Teresa de Lauretis argues that pro-lesbian critics and artists must "redefin[e] the conditions of vision" to make lesbians representable, and insists that this is a quite difficult endeavour. This paper takes up and specifies her argument by looking at U.S. (and U.S.-published) lesbian experimental fiction of the 1970s-the blossoming of a radical and prolific fiction of liberation within the context of the women's and gay liberation movements-to unpack the complicated issues of autonomy, resistance, and assimilation by contrasting formally experimental with non-experimental novels on the multiperspectival theme of vision.

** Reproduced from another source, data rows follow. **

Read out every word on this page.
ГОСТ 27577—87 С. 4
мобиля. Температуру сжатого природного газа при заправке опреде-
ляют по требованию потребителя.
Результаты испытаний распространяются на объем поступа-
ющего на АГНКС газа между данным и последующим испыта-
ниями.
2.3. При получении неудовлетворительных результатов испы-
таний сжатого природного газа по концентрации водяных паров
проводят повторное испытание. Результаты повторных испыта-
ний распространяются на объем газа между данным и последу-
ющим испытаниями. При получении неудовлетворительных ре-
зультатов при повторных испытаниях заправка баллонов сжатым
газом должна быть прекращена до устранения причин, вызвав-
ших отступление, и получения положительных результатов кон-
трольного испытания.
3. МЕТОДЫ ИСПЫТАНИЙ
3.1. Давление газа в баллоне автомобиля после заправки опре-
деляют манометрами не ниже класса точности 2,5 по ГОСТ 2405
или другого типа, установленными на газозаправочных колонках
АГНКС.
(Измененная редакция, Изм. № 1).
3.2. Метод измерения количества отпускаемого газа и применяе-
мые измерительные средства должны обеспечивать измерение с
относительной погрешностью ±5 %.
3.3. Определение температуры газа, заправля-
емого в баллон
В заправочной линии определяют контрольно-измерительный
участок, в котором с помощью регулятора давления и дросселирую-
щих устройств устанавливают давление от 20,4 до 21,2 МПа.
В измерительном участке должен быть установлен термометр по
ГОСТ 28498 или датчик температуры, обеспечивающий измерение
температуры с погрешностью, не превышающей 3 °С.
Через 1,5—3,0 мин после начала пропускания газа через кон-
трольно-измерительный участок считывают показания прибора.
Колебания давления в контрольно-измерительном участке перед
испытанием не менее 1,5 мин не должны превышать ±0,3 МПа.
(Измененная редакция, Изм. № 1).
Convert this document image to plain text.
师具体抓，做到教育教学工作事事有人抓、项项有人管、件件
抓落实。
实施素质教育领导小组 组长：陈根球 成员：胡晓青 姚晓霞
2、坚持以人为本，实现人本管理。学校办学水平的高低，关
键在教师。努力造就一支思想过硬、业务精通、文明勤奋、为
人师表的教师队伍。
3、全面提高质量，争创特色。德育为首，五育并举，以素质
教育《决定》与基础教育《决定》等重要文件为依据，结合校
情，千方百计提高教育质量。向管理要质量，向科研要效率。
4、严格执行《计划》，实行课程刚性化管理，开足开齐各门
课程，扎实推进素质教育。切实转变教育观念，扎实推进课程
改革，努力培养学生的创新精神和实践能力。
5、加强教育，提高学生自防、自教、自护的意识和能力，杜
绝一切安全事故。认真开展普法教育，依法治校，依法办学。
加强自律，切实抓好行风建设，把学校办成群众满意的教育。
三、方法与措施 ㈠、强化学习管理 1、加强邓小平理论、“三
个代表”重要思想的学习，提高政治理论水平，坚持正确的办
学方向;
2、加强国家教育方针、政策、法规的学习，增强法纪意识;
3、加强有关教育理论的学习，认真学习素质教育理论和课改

I argue that autonomous, inassimilable lesbian representation, that which Bertha Harris calls "great," is both impossible and necessary. In the end, I show how the bold strangeness and disorienting qualities of works such as those by Monique Wittig and Bertha Harris combined with the high sales of "positive" images such as that of Rita Mae Brown and Isabel Miller helped create a cultural politics of difference that allowed the culture and lesbians to "see" lesbians differently. I argue that, while still caught inescapably in dominant ways of representing the Other (invisibility, spectacularization), the work of the 1970s uses, rejects, and improves on the lesbian pulp novels of the 1950s and early sixties that preceded it, specifically in terms of the structures of looking, thereby broadening immeasurably the possible modes of lesbian representation.